Вечер первого дня заканчивается для вас, едва успело сесть солнце. Измотанному организму достаточно принять три-четыре стопки местного самогона, чтобы продолжить функционировать лишь на следующее утро. Он-то уж явно догадывается о том Великом испытании что вскоре падет на его плечи.
На следующий день, открыв глаза, вы видите озабоченых родственников. С надеждой поинтересовавшись самочувствием гостя и к огорчению своему выяснив, что головная боль ему чужда, они принимаются бесцельно бродить подле и сокрушаться, что встретили вчера не по-людски. Наконец, к обеду ваше сердце изранено страданиями этих милых людей. Вы даете отмашку.
Остаток дня проходит в дикой круговерти. Все представлено в памяти обрывками кадров с вашим участием и фотоотпечатками каких-то незнакомых людей и мест. Вот вы безудержно радуетесь встрече с родственниками. Потом пляшете под гармонь. Затем засвеченный кадр. Теперь вы обнимаетесь с трактористом из соседней деревни, который последний раз видел вас в трехлетнем возрасте и сильно удивленный таким преображением человека предлагает выпить. Далее несколько рюмочек с местными жителями порой в незнакомых местах: за знакомство, за старые воспоминания, за удовольствие выпить с городским. Вновь под гармонь босиком на траве с гарканьем матерных частушек и в окружении каких-то местных мужиков и баб. Теперь поцелуй пойманной лошади в морду. Последний снимок - падение в бурьян на пути неизвестно куда, с кем и зачем.
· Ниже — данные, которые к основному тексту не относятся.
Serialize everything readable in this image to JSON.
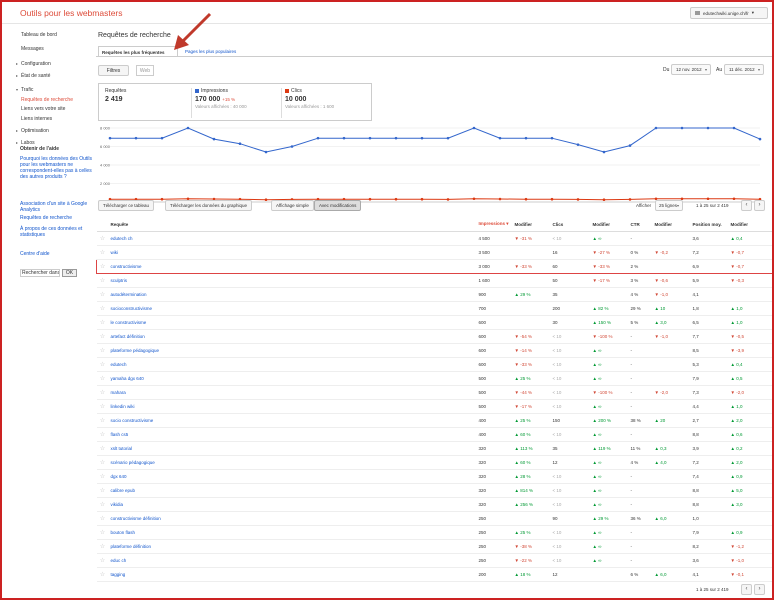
{
  "header": {
    "app_title": "Outils pour les webmasters",
    "account": "edutechwiki.unige.ch/fr"
  },
  "sidebar": {
    "items": [
      {
        "label": "Tableau de bord",
        "type": "top",
        "active": false,
        "arrow": ""
      },
      {
        "label": "Messages",
        "type": "top",
        "active": false,
        "arrow": ""
      },
      {
        "label": "Configuration",
        "type": "sec",
        "active": false,
        "arrow": "▸"
      },
      {
        "label": "État de santé",
        "type": "sec",
        "active": false,
        "arrow": "▸"
      },
      {
        "label": "Trafic",
        "type": "sec",
        "active": false,
        "arrow": "▾"
      },
      {
        "label": "Requêtes de recherche",
        "type": "sub",
        "active": true,
        "arrow": ""
      },
      {
        "label": "Liens vers votre site",
        "type": "sub",
        "active": false,
        "arrow": ""
      },
      {
        "label": "Liens internes",
        "type": "sub",
        "active": false,
        "arrow": ""
      },
      {
        "label": "Optimisation",
        "type": "sec",
        "active": false,
        "arrow": "▸"
      },
      {
        "label": "Labos",
        "type": "sec",
        "active": false,
        "arrow": "▸"
      }
    ],
    "help": {
      "title": "Obtenir de l'aide",
      "links": [
        "Pourquoi les données des Outils pour les webmasters ne correspondent-elles pas à celles des autres produits ?",
        "Association d'un site à Google Analytics",
        "Requêtes de recherche",
        "À propos de ces données et statistiques",
        "Centre d'aide"
      ],
      "search_value": "Rechercher dans",
      "ok_label": "OK"
    }
  },
  "main": {
    "page_title": "Requêtes de recherche",
    "tabs": [
      "Requêtes les plus fréquentes",
      "Pages les plus populaires"
    ],
    "filters_label": "Filtres",
    "web_label": "Web",
    "date": {
      "du_label": "Du",
      "from": "12 nov. 2012",
      "au_label": "Au",
      "to": "11 déc. 2012"
    },
    "kpis": [
      {
        "label": "Requêtes",
        "value": "2 419",
        "delta": "",
        "sub": "",
        "color": ""
      },
      {
        "label": "Impressions",
        "value": "170 000",
        "delta": "+15 %",
        "sub": "Valeurs affichées : 40 000",
        "color": "#3366cc"
      },
      {
        "label": "Clics",
        "value": "10 000",
        "delta": "",
        "sub": "Valeurs affichées : 1 600",
        "color": "#dc3912"
      }
    ],
    "toolbar": {
      "download_table": "Télécharger ce tableau",
      "download_chart": "Télécharger les données du graphique",
      "simple_view": "Affichage simple",
      "with_changes": "Avec modifications",
      "show_label": "Afficher",
      "rows_option": "25 lignes",
      "pager": "1 à 25 sur 2 419"
    },
    "table": {
      "columns": [
        "",
        "Requête",
        "Impressions ▾",
        "Modifier",
        "Clics",
        "Modifier",
        "CTR",
        "Modifier",
        "Position moy.",
        "Modifier"
      ],
      "rows": [
        [
          "edutech ch",
          "4 500",
          "▼ -31 %",
          "< 10",
          "▲ ∞",
          "-",
          "",
          "3,6",
          "▲ 0,4"
        ],
        [
          "wiki",
          "3 500",
          "",
          "16",
          "▼ -27 %",
          "0 %",
          "▼ -0,2",
          "7,2",
          "▼ -0,7"
        ],
        [
          "constructivisme",
          "3 000",
          "▼ -33 %",
          "60",
          "▼ -33 %",
          "2 %",
          "",
          "6,9",
          "▼ -0,7"
        ],
        [
          "sculptris",
          "1 600",
          "",
          "50",
          "▼ -17 %",
          "3 %",
          "▼ -0,6",
          "5,9",
          "▼ -0,3"
        ],
        [
          "autodétermination",
          "900",
          "▲ 29 %",
          "35",
          "",
          "4 %",
          "▼ -1,0",
          "4,1",
          ""
        ],
        [
          "socioconstructivisme",
          "700",
          "",
          "200",
          "▲ 82 %",
          "29 %",
          "▲ 10",
          "1,8",
          "▲ 1,0"
        ],
        [
          "le constructivisme",
          "600",
          "",
          "30",
          "▲ 150 %",
          "5 %",
          "▲ 3,0",
          "6,5",
          "▲ 1,0"
        ],
        [
          "artefact définition",
          "600",
          "▼ -54 %",
          "< 10",
          "▼ -100 %",
          "-",
          "▼ -1,0",
          "7,7",
          "▼ -0,5"
        ],
        [
          "plateforme pédagogique",
          "600",
          "▼ -14 %",
          "< 10",
          "▲ ∞",
          "-",
          "",
          "8,5",
          "▼ -3,9"
        ],
        [
          "edutech",
          "600",
          "▼ -33 %",
          "< 10",
          "▲ ∞",
          "-",
          "",
          "5,3",
          "▲ 0,4"
        ],
        [
          "yamaha dgx 640",
          "500",
          "▲ 25 %",
          "< 10",
          "▲ ∞",
          "-",
          "",
          "7,9",
          "▲ 0,5"
        ],
        [
          "mahara",
          "500",
          "▼ -44 %",
          "< 10",
          "▼ -100 %",
          "-",
          "▼ -2,0",
          "7,3",
          "▼ -2,0"
        ],
        [
          "linkedin wiki",
          "500",
          "▼ -17 %",
          "< 10",
          "▲ ∞",
          "-",
          "",
          "4,4",
          "▲ 1,0"
        ],
        [
          "socio constructivisme",
          "400",
          "▲ 25 %",
          "150",
          "▲ 200 %",
          "38 %",
          "▲ 20",
          "2,7",
          "▲ 2,0"
        ],
        [
          "flash cs5",
          "400",
          "▲ 60 %",
          "< 10",
          "▲ ∞",
          "-",
          "",
          "8,8",
          "▲ 0,6"
        ],
        [
          "xslt tutorial",
          "320",
          "▲ 113 %",
          "35",
          "▲ 119 %",
          "11 %",
          "▲ 0,3",
          "3,9",
          "▲ 0,2"
        ],
        [
          "scénario pédagogique",
          "320",
          "▲ 60 %",
          "12",
          "▲ ∞",
          "4 %",
          "▲ 4,0",
          "7,2",
          "▲ 2,0"
        ],
        [
          "dgx 640",
          "320",
          "▲ 28 %",
          "< 10",
          "▲ ∞",
          "-",
          "",
          "7,4",
          "▲ 0,9"
        ],
        [
          "calibre epub",
          "320",
          "▲ 814 %",
          "< 10",
          "▲ ∞",
          "-",
          "",
          "8,8",
          "▲ 5,0"
        ],
        [
          "vikidia",
          "320",
          "▲ 256 %",
          "< 10",
          "▲ ∞",
          "-",
          "",
          "8,8",
          "▲ 3,0"
        ],
        [
          "constructivisme définition",
          "250",
          "",
          "90",
          "▲ 29 %",
          "36 %",
          "▲ 6,0",
          "1,0",
          ""
        ],
        [
          "bouton flash",
          "250",
          "▲ 25 %",
          "< 10",
          "▲ ∞",
          "-",
          "",
          "7,9",
          "▲ 0,9"
        ],
        [
          "plateforme définition",
          "250",
          "▼ -38 %",
          "< 10",
          "▲ ∞",
          "-",
          "",
          "8,2",
          "▼ -1,2"
        ],
        [
          "educ ch",
          "250",
          "▼ -22 %",
          "< 10",
          "▲ ∞",
          "-",
          "",
          "3,6",
          "▼ -1,0"
        ],
        [
          "tagging",
          "200",
          "▲ 18 %",
          "12",
          "",
          "6 %",
          "▲ 6,0",
          "4,1",
          "▼ -0,1"
        ]
      ]
    },
    "pager_bottom": "1 à 25 sur 2 419"
  },
  "chart_data": {
    "type": "line",
    "categories": [
      "12/11/12",
      "13/11/12",
      "14/11/12",
      "15/11/12",
      "16/11/12",
      "17/11/12",
      "18/11/12",
      "19/11/12",
      "20/11/12",
      "21/11/12",
      "22/11/12",
      "23/11/12",
      "24/11/12",
      "25/11/12",
      "26/11/12",
      "27/11/12",
      "28/11/12",
      "29/11/12",
      "30/11/12",
      "01/12/12",
      "02/12/12",
      "03/12/12",
      "04/12/12",
      "05/12/12",
      "06/12/12",
      "07/12/12"
    ],
    "tick_labels": [
      "12/11/12",
      "18/11/12",
      "20/11/12",
      "24/11/12",
      "28/11/12",
      "02/12/12",
      "06/12/12"
    ],
    "tick_index": [
      0,
      4,
      8,
      12,
      16,
      20,
      24
    ],
    "ylim": [
      0,
      8000
    ],
    "y_ticks": [
      "8 000",
      "6 000",
      "4 000",
      "2 000"
    ],
    "y_tick_values": [
      8000,
      6000,
      4000,
      2000
    ],
    "grid": true,
    "series": [
      {
        "name": "Impressions",
        "color": "#3366cc",
        "values": [
          6900,
          6900,
          6900,
          8000,
          6800,
          6300,
          5400,
          6000,
          6900,
          6900,
          6900,
          6900,
          6900,
          6900,
          8000,
          6900,
          6900,
          6900,
          6200,
          5400,
          6100,
          8000,
          8000,
          8000,
          8000,
          6800
        ]
      },
      {
        "name": "Clics",
        "color": "#dc3912",
        "values": [
          300,
          300,
          300,
          350,
          320,
          300,
          250,
          280,
          300,
          300,
          300,
          300,
          300,
          280,
          350,
          320,
          300,
          300,
          280,
          250,
          280,
          350,
          350,
          350,
          350,
          300
        ]
      }
    ]
  }
}
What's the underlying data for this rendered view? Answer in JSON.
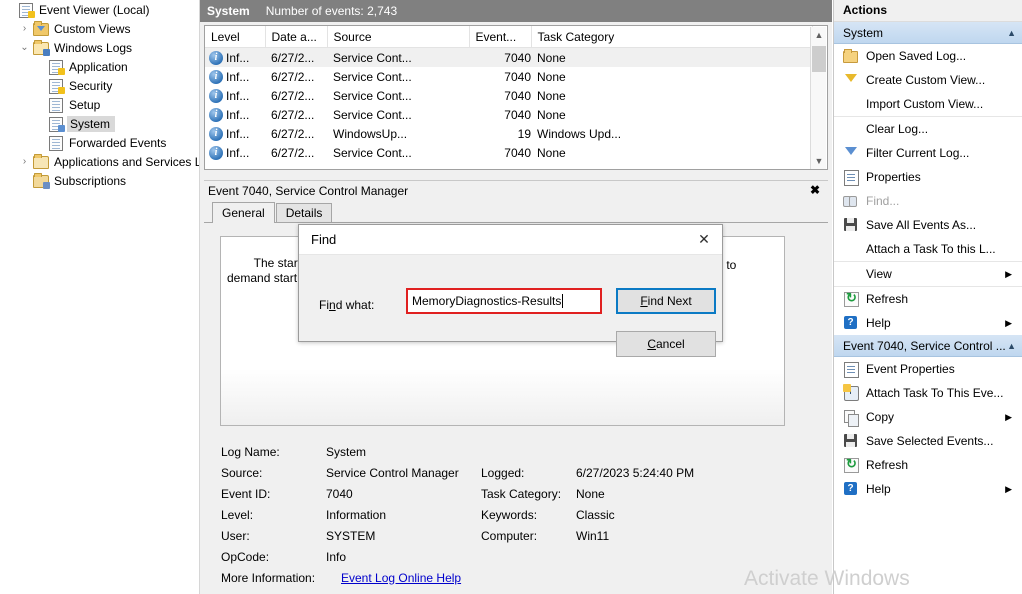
{
  "tree": {
    "items": [
      {
        "label": "Event Viewer (Local)",
        "indent": 0,
        "twisty": "",
        "icon": "event-viewer-icon",
        "selected": false
      },
      {
        "label": "Custom Views",
        "indent": 1,
        "twisty": "›",
        "icon": "custom-views-folder-icon",
        "selected": false
      },
      {
        "label": "Windows Logs",
        "indent": 1,
        "twisty": "⌄",
        "icon": "windows-logs-folder-icon",
        "selected": false
      },
      {
        "label": "Application",
        "indent": 2,
        "twisty": "",
        "icon": "application-log-icon",
        "selected": false
      },
      {
        "label": "Security",
        "indent": 2,
        "twisty": "",
        "icon": "security-log-icon",
        "selected": false
      },
      {
        "label": "Setup",
        "indent": 2,
        "twisty": "",
        "icon": "setup-log-icon",
        "selected": false
      },
      {
        "label": "System",
        "indent": 2,
        "twisty": "",
        "icon": "system-log-icon",
        "selected": true
      },
      {
        "label": "Forwarded Events",
        "indent": 2,
        "twisty": "",
        "icon": "forwarded-events-log-icon",
        "selected": false
      },
      {
        "label": "Applications and Services Lo",
        "indent": 1,
        "twisty": "›",
        "icon": "app-services-folder-icon",
        "selected": false
      },
      {
        "label": "Subscriptions",
        "indent": 1,
        "twisty": "",
        "icon": "subscriptions-icon",
        "selected": false
      }
    ]
  },
  "log_header": {
    "title": "System",
    "count_text": "Number of events: 2,743"
  },
  "event_list": {
    "columns": [
      "Level",
      "Date a...",
      "Source",
      "Event...",
      "Task Category"
    ],
    "rows": [
      {
        "level": "Inf...",
        "date": "6/27/2...",
        "source": "Service Cont...",
        "event_id": "7040",
        "task": "None",
        "selected": true
      },
      {
        "level": "Inf...",
        "date": "6/27/2...",
        "source": "Service Cont...",
        "event_id": "7040",
        "task": "None",
        "selected": false
      },
      {
        "level": "Inf...",
        "date": "6/27/2...",
        "source": "Service Cont...",
        "event_id": "7040",
        "task": "None",
        "selected": false
      },
      {
        "level": "Inf...",
        "date": "6/27/2...",
        "source": "Service Cont...",
        "event_id": "7040",
        "task": "None",
        "selected": false
      },
      {
        "level": "Inf...",
        "date": "6/27/2...",
        "source": "WindowsUp...",
        "event_id": "19",
        "task": "Windows Upd...",
        "selected": false
      },
      {
        "level": "Inf...",
        "date": "6/27/2...",
        "source": "Service Cont...",
        "event_id": "7040",
        "task": "None",
        "selected": false
      }
    ]
  },
  "detail": {
    "header_title": "Event 7040, Service Control Manager",
    "close_label": "✖",
    "tabs": [
      {
        "label": "General",
        "active": true
      },
      {
        "label": "Details",
        "active": false
      }
    ],
    "description_left": "The start type\ndemand start",
    "description_right": "art to",
    "meta": [
      {
        "label1": "Log Name:",
        "value1": "System",
        "label2": "",
        "value2": ""
      },
      {
        "label1": "Source:",
        "value1": "Service Control Manager",
        "label2": "Logged:",
        "value2": "6/27/2023 5:24:40 PM"
      },
      {
        "label1": "Event ID:",
        "value1": "7040",
        "label2": "Task Category:",
        "value2": "None"
      },
      {
        "label1": "Level:",
        "value1": "Information",
        "label2": "Keywords:",
        "value2": "Classic"
      },
      {
        "label1": "User:",
        "value1": "SYSTEM",
        "label2": "Computer:",
        "value2": "Win11"
      },
      {
        "label1": "OpCode:",
        "value1": "Info",
        "label2": "",
        "value2": ""
      }
    ],
    "more_info_label": "More Information:",
    "more_info_link": "Event Log Online Help"
  },
  "actions": {
    "title": "Actions",
    "groups": [
      {
        "name": "System",
        "chevron": "▲",
        "items": [
          {
            "label": "Open Saved Log...",
            "icon": "open-folder-icon",
            "disabled": false,
            "submenu": false,
            "separator": false
          },
          {
            "label": "Create Custom View...",
            "icon": "funnel-yellow-icon",
            "disabled": false,
            "submenu": false,
            "separator": false
          },
          {
            "label": "Import Custom View...",
            "icon": "",
            "disabled": false,
            "submenu": false,
            "separator": false
          },
          {
            "label": "Clear Log...",
            "icon": "",
            "disabled": false,
            "submenu": false,
            "separator": true
          },
          {
            "label": "Filter Current Log...",
            "icon": "funnel-blue-icon",
            "disabled": false,
            "submenu": false,
            "separator": false
          },
          {
            "label": "Properties",
            "icon": "properties-icon",
            "disabled": false,
            "submenu": false,
            "separator": false
          },
          {
            "label": "Find...",
            "icon": "binoculars-icon",
            "disabled": true,
            "submenu": false,
            "separator": false
          },
          {
            "label": "Save All Events As...",
            "icon": "save-icon",
            "disabled": false,
            "submenu": false,
            "separator": false
          },
          {
            "label": "Attach a Task To this L...",
            "icon": "",
            "disabled": false,
            "submenu": false,
            "separator": false
          },
          {
            "label": "View",
            "icon": "",
            "disabled": false,
            "submenu": true,
            "separator": true
          },
          {
            "label": "Refresh",
            "icon": "refresh-icon",
            "disabled": false,
            "submenu": false,
            "separator": true
          },
          {
            "label": "Help",
            "icon": "help-icon",
            "disabled": false,
            "submenu": true,
            "separator": false
          }
        ]
      },
      {
        "name": "Event 7040, Service Control ...",
        "chevron": "▲",
        "items": [
          {
            "label": "Event Properties",
            "icon": "properties-icon",
            "disabled": false,
            "submenu": false,
            "separator": false
          },
          {
            "label": "Attach Task To This Eve...",
            "icon": "attach-task-icon",
            "disabled": false,
            "submenu": false,
            "separator": false
          },
          {
            "label": "Copy",
            "icon": "copy-icon",
            "disabled": false,
            "submenu": true,
            "separator": false
          },
          {
            "label": "Save Selected Events...",
            "icon": "save-icon",
            "disabled": false,
            "submenu": false,
            "separator": false
          },
          {
            "label": "Refresh",
            "icon": "refresh-icon",
            "disabled": false,
            "submenu": false,
            "separator": false
          },
          {
            "label": "Help",
            "icon": "help-icon",
            "disabled": false,
            "submenu": true,
            "separator": false
          }
        ]
      }
    ],
    "submenu_arrow": "▶"
  },
  "find_dialog": {
    "title": "Find",
    "close_label": "✕",
    "field_label_pre": "Fi",
    "field_label_accel": "n",
    "field_label_post": "d what:",
    "field_value": "MemoryDiagnostics-Results",
    "find_next_pre": "",
    "find_next_accel": "F",
    "find_next_post": "ind Next",
    "cancel_accel": "C",
    "cancel_post": "ancel",
    "highlight_color": "#e02020",
    "focus_color": "#0b7ac4"
  },
  "watermark": {
    "text": "Activate Windows"
  }
}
Половину следующего дня вы, отказавшись от поправки здоровья, стоически печетесь на солнце подле реки, безуспешно пытаясь восстановить цельность вчерашней картины и иногда остужая страдающий организм прохладой чистейшей воды. Примерно в полдень к вашим мукам за содеянное добавляются местные насекомые в виде проснувшихся слепней. Со всей своей ненавистью к человечеству они впиваются в ваше неподвижное мокрое тело, словно заставляя кровью искупить грех встречи по-людски. Не выдержав пытки, вы несетесь с воплями к дому, совершая при этом бесполезные попытки доказать этим тварям силу и могущество человека при помощи ольховой веточки.
Дом к моменту появления бурлит. Подтянулись остатки местных сил и войска с более дальних рубежей, не успевшие по каким-либо причинам вчера присоединиться к веселью. Поэтому приходится выпить с каждым по очереди, дабы никого не обидеть, и забыться.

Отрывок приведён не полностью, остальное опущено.